Bu sadece bir görev.
"Peki sistemde toplam 12 birim enerji varsa ve 4 tanesi sürtünmeye aktarılırsa son kısımda ne kadar kalır?" diye sordu öğretmen. "Cevabı bilen var mı?"
Yanımda oturan Peter'a bir bakış attım. Eli havaya kalkarken gözleri heyecanla parlıyordu.
"Bay Parker?"
"3 Joule çekim enerjisi ve 5 birim Kinetik!" diye cevapladı.
"Bir kez daha doğru, ama bir dahaki sefere soruyu Peter'dan başka biri yanıtlasın." diye söylendi bakışlarını sınıfta gezdirirken.
Odadaki herkes sıkılmış ve ölü gibi görünüyordu ki bu hiç mantıklı değildi çünkü fizik muhteşemdi. Benim bütün bunları zaten öğrenmiş olduğum ve yeniden öğrenmeme gerek olmadığı gerçeği dışında.
"Tamam, sizi kovmadan önceki son sorum." Öndeki bayan, "Merkezcil kuvvet ile merkezkaç kuvveti arasındaki fark nedir?" dedi.
Kimse elini kaldırmadı, Peter bile. Benim yaşımdaki bu insanların temel bir soruyu bile cevaplayamamaları beni biraz üzmüştü. Babamın emirlerini hiçe sayarak elimi havaya kaldırdım. Kendimi tutamamıştım, kimsenin bunu bilmemesi beni rahatsız ediyordu.
"Bayan Waters?"
"Merkezcil ivme, bir nesnenin bir yay boyunca belirli bir hızla giderken yaşadığı ivmedir. Merkezcil ivme yayın merkezine doğru işaret eder. Merkezkaç kuvveti, dizginlenmemiş bir nesnenin bir yay etrafında hareket ederken deneyimlediği hayali kuvvettir. Bu kuvvet etki eder. Örneğin, eğer bir araba sağa keskin bir dönüş yaparsa, yolcular koltuklarında dönüşün ortasından sola doğru kayma eğiliminde olacaklardır. Bu, merkezkaç kuvveti olarak tanımlanır." dedim bir an bile durmadan.
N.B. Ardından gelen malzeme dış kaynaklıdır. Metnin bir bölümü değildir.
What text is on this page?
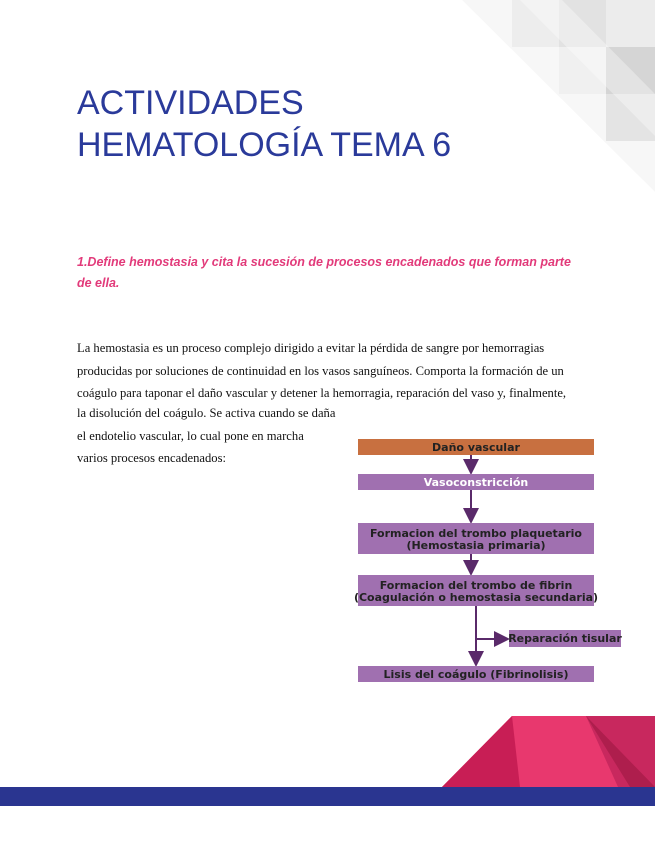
ACTIVIDADES
HEMATOLOGÍA TEMA 6

1.Define hemostasia y cita la sucesión de procesos encadenados que forman parte de ella.

La hemostasia es un proceso complejo dirigido a evitar la pérdida de sangre por hemorragias producidas por soluciones de continuidad en los vasos sanguíneos. Comporta la formación de un coágulo para taponar el daño vascular y detener la hemorragia, reparación del vaso y, finalmente,

la disolución del coágulo. Se activa cuando se daña el endotelio vascular, lo cual pone en marcha varios procesos encadenados:

Daño vascular
Vasoconstricción
Formacion del trombo plaquetario
(Hemostasia primaria)
Formacion del trombo de fibrin
(Coagulación o hemostasia secundaria)
Reparación tisular
Lisis del coágulo (Fibrinolisis)
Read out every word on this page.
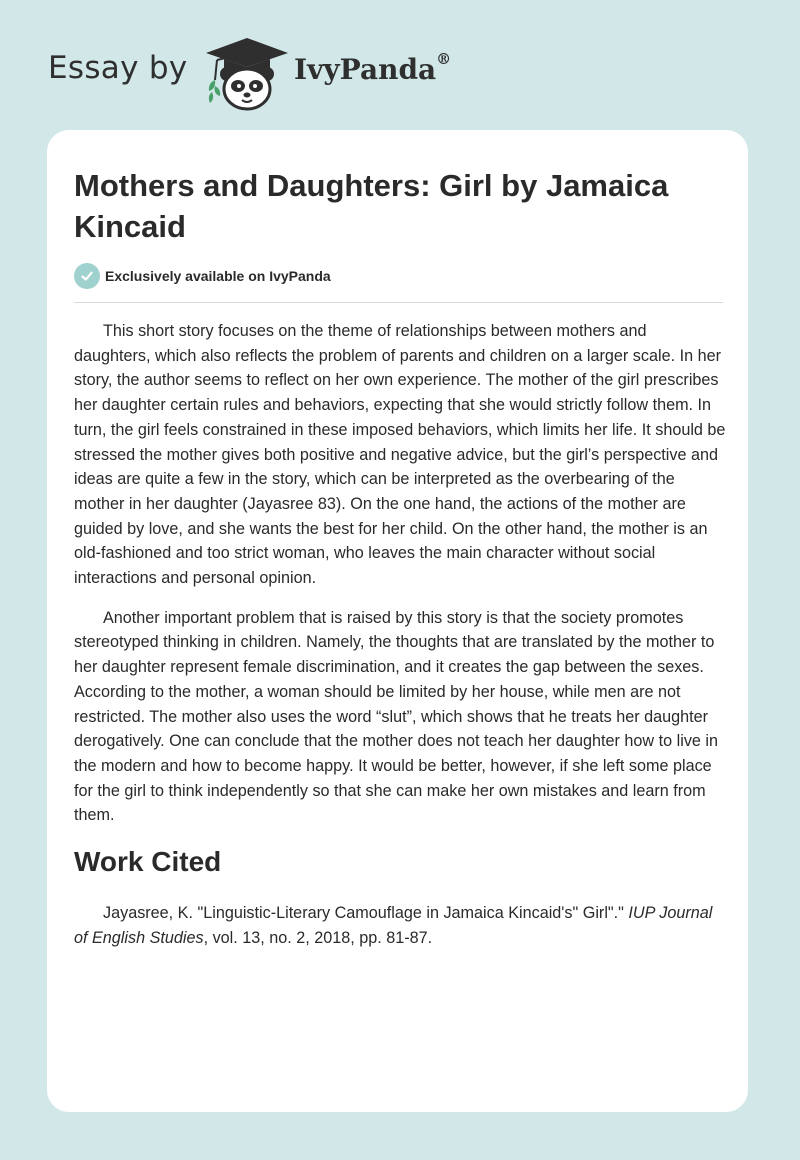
Essay by	IvyPanda®
Mothers and Daughters: Girl by Jamaica Kincaid
Exclusively available on IvyPanda

This short story focuses on the theme of relationships between mothers and daughters, which also reflects the problem of parents and children on a larger scale. In her story, the author seems to reflect on her own experience. The mother of the girl prescribes her daughter certain rules and behaviors, expecting that she would strictly follow them. In turn, the girl feels constrained in these imposed behaviors, which limits her life. It should be stressed the mother gives both positive and negative advice, but the girl’s perspective and ideas are quite a few in the story, which can be interpreted as the overbearing of the mother in her daughter (Jayasree 83). On the one hand, the actions of the mother are guided by love, and she wants the best for her child. On the other hand, the mother is an old-fashioned and too strict woman, who leaves the main character without social interactions and personal opinion.

Another important problem that is raised by this story is that the society promotes stereotyped thinking in children. Namely, the thoughts that are translated by the mother to her daughter represent female discrimination, and it creates the gap between the sexes. According to the mother, a woman should be limited by her house, while men are not restricted. The mother also uses the word “slut”, which shows that he treats her daughter derogatively. One can conclude that the mother does not teach her daughter how to live in the modern and how to become happy. It would be better, however, if she left some place for the girl to think independently so that she can make her own mistakes and learn from them.

Work Cited

Jayasree, K. "Linguistic-Literary Camouflage in Jamaica Kincaid's" Girl"." IUP Journal of English Studies, vol. 13, no. 2, 2018, pp. 81-87.
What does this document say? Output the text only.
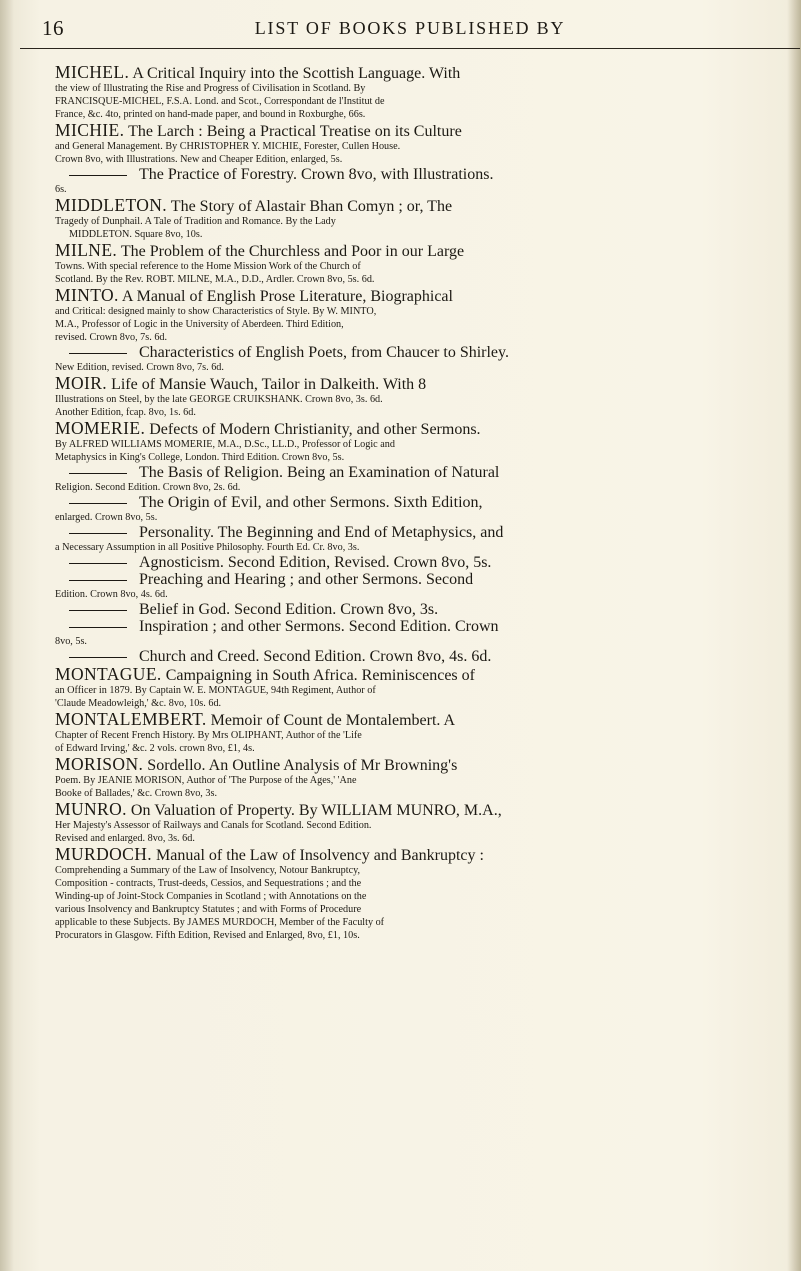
16	LIST OF BOOKS PUBLISHED BY
MICHEL. A Critical Inquiry into the Scottish Language. With
the view of Illustrating the Rise and Progress of Civilisation in Scotland. By
FRANCISQUE-MICHEL, F.S.A. Lond. and Scot., Correspondant de l'Institut de
France, &c. 4to, printed on hand-made paper, and bound in Roxburghe, 66s.
MICHIE. The Larch : Being a Practical Treatise on its Culture
and General Management. By CHRISTOPHER Y. MICHIE, Forester, Cullen House.
Crown 8vo, with Illustrations. New and Cheaper Edition, enlarged, 5s.
The Practice of Forestry. Crown 8vo, with Illustrations.
6s.
MIDDLETON. The Story of Alastair Bhan Comyn ; or, The
Tragedy of Dunphail. A Tale of Tradition and Romance. By the Lady
MIDDLETON. Square 8vo, 10s.
MILNE. The Problem of the Churchless and Poor in our Large
Towns. With special reference to the Home Mission Work of the Church of
Scotland. By the Rev. ROBT. MILNE, M.A., D.D., Ardler. Crown 8vo, 5s. 6d.
MINTO. A Manual of English Prose Literature, Biographical
and Critical: designed mainly to show Characteristics of Style. By W. MINTO,
M.A., Professor of Logic in the University of Aberdeen. Third Edition,
revised. Crown 8vo, 7s. 6d.
Characteristics of English Poets, from Chaucer to Shirley.
New Edition, revised. Crown 8vo, 7s. 6d.
MOIR. Life of Mansie Wauch, Tailor in Dalkeith. With 8
Illustrations on Steel, by the late GEORGE CRUIKSHANK. Crown 8vo, 3s. 6d.
Another Edition, fcap. 8vo, 1s. 6d.
MOMERIE. Defects of Modern Christianity, and other Sermons.
By ALFRED WILLIAMS MOMERIE, M.A., D.Sc., LL.D., Professor of Logic and
Metaphysics in King's College, London. Third Edition. Crown 8vo, 5s.
The Basis of Religion. Being an Examination of Natural
Religion. Second Edition. Crown 8vo, 2s. 6d.
The Origin of Evil, and other Sermons. Sixth Edition,
enlarged. Crown 8vo, 5s.
Personality. The Beginning and End of Metaphysics, and
a Necessary Assumption in all Positive Philosophy. Fourth Ed. Cr. 8vo, 3s.
Agnosticism. Second Edition, Revised. Crown 8vo, 5s.
Preaching and Hearing ; and other Sermons. Second
Edition. Crown 8vo, 4s. 6d.
Belief in God. Second Edition. Crown 8vo, 3s.
Inspiration ; and other Sermons. Second Edition. Crown
8vo, 5s.
Church and Creed. Second Edition. Crown 8vo, 4s. 6d.
MONTAGUE. Campaigning in South Africa. Reminiscences of
an Officer in 1879. By Captain W. E. MONTAGUE, 94th Regiment, Author of
'Claude Meadowleigh,' &c. 8vo, 10s. 6d.
MONTALEMBERT. Memoir of Count de Montalembert. A
Chapter of Recent French History. By Mrs OLIPHANT, Author of the 'Life
of Edward Irving,' &c. 2 vols. crown 8vo, £1, 4s.
MORISON. Sordello. An Outline Analysis of Mr Browning's
Poem. By JEANIE MORISON, Author of 'The Purpose of the Ages,' 'Ane
Booke of Ballades,' &c. Crown 8vo, 3s.
MUNRO. On Valuation of Property. By WILLIAM MUNRO, M.A.,
Her Majesty's Assessor of Railways and Canals for Scotland. Second Edition.
Revised and enlarged. 8vo, 3s. 6d.
MURDOCH. Manual of the Law of Insolvency and Bankruptcy :
Comprehending a Summary of the Law of Insolvency, Notour Bankruptcy,
Composition - contracts, Trust-deeds, Cessios, and Sequestrations ; and the
Winding-up of Joint-Stock Companies in Scotland ; with Annotations on the
various Insolvency and Bankruptcy Statutes ; and with Forms of Procedure
applicable to these Subjects. By JAMES MURDOCH, Member of the Faculty of
Procurators in Glasgow. Fifth Edition, Revised and Enlarged, 8vo, £1, 10s.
Öğretmen dahil herkes bana şaşkınca bakıyordu. Omuzlarımı silktim ve defterime baktım.
.........
"Benimle dalga geçiyorsun, değil mi?" Peter İngilizce sınıfına girerken söyleniyordu. "Sen de benim İngilizce sınıfımda mısın?!"
İç çektim ve ona bir gülümseme gönderdim.
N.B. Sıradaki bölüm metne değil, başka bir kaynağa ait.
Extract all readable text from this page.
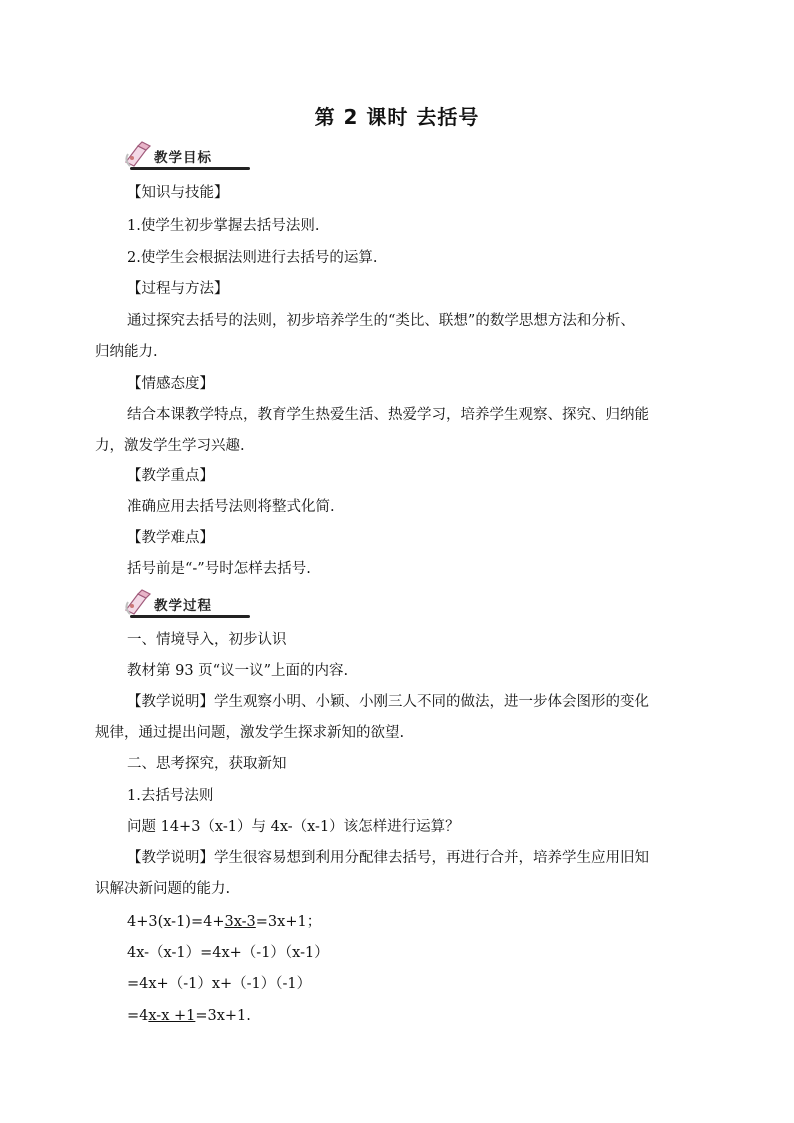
第 2 课时 去括号
教学目标
【知识与技能】
1.使学生初步掌握去括号法则.
2.使学生会根据法则进行去括号的运算.
【过程与方法】
通过探究去括号的法则，初步培养学生的“类比、联想”的数学思想方法和分析、
归纳能力.
【情感态度】
结合本课教学特点，教育学生热爱生活、热爱学习，培养学生观察、探究、归纳能
力，激发学生学习兴趣.
【教学重点】
准确应用去括号法则将整式化简.
【教学难点】
括号前是“-”号时怎样去括号.
教学过程
一、情境导入，初步认识
教材第 93 页“议一议”上面的内容.
【教学说明】学生观察小明、小颖、小刚三人不同的做法，进一步体会图形的变化
规律，通过提出问题，激发学生探求新知的欲望.
二、思考探究，获取新知
1.去括号法则
问题 14+3（x-1）与 4x-（x-1）该怎样进行运算？
【教学说明】学生很容易想到利用分配律去括号，再进行合并，培养学生应用旧知
识解决新问题的能力.
4+3(x-1)=4+3x-3=3x+1；
4x-（x-1）=4x+（-1）（x-1）
=4x+（-1）x+（-1）（-1）
=4x-x +1=3x+1.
"Hayır, sadece bu sınıfta eğlenmek için oturmayı seviyorum." diye şaka yaptım. "Elbette sınıf kaptanınız benim."
"Mümkün değil!" dedi neşeyle. "Ama sınıf arkadaşı olabiliriz!"
Hafifçe güldüm. Bu adam çok aptal bir salaktı. Ama benimle aynı sınıfta olacağı için bu kadar heyecanlı olmasını çok sevimli buldum. Neredeyse iron man kostümü için yeni parçalar ekleyen babam kadar heyecanlı görünüyordu.
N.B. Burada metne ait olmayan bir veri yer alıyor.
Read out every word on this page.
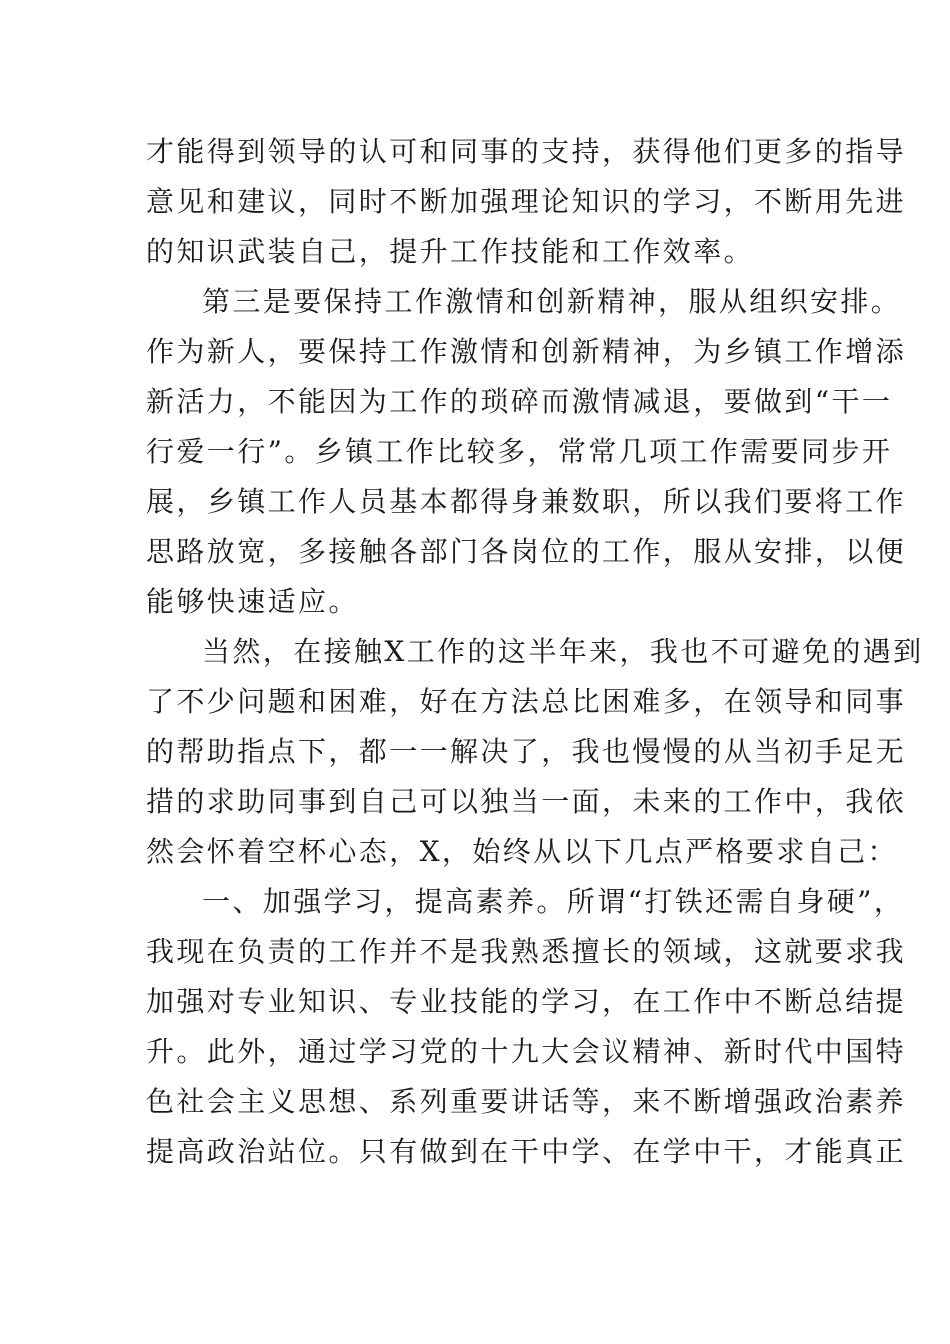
才能得到领导的认可和同事的支持，获得他们更多的指导
意见和建议，同时不断加强理论知识的学习，不断用先进
的知识武装自己，提升工作技能和工作效率。
第三是要保持工作激情和创新精神，服从组织安排。
作为新人，要保持工作激情和创新精神，为乡镇工作增添
新活力，不能因为工作的琐碎而激情减退，要做到“干一
行爱一行”。乡镇工作比较多，常常几项工作需要同步开
展，乡镇工作人员基本都得身兼数职，所以我们要将工作
思路放宽，多接触各部门各岗位的工作，服从安排，以便
能够快速适应。
当然，在接触X工作的这半年来，我也不可避免的遇到
了不少问题和困难，好在方法总比困难多，在领导和同事
的帮助指点下，都一一解决了，我也慢慢的从当初手足无
措的求助同事到自己可以独当一面，未来的工作中，我依
然会怀着空杯心态，X，始终从以下几点严格要求自己：
一、加强学习，提高素养。所谓“打铁还需自身硬”，
我现在负责的工作并不是我熟悉擅长的领域，这就要求我
加强对专业知识、专业技能的学习，在工作中不断总结提
升。此外，通过学习党的十九大会议精神、新时代中国特
色社会主义思想、系列重要讲话等，来不断增强政治素养
提高政治站位。只有做到在干中学、在学中干，才能真正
"Peki, b-benimle D-delmar'a gitmek i-ister misin?" diye sordu Peter kolunu ovuşturarak. "Okuldan sonra?"
Başımı salladım ve güldüm. Bunu bana sorduğu için çok gergindi ve bunun için hiçbir nedeni yoktu. Zaten onu oraya kadar takip etmem gerektiğini bilmiyordu, bu yüzden artık o kadar da ürkütücü gelmiyordu.
Bana 'lanet olsun, evet demeni beklemiyordum' diye bağıran aptal bir bakış attı. Kelimeleri okuyormuş gibi yaparak kitabıma geri döndüm. Telefonunu çıkarıp arkadaşı Ned'e mesaj attığını gördüm.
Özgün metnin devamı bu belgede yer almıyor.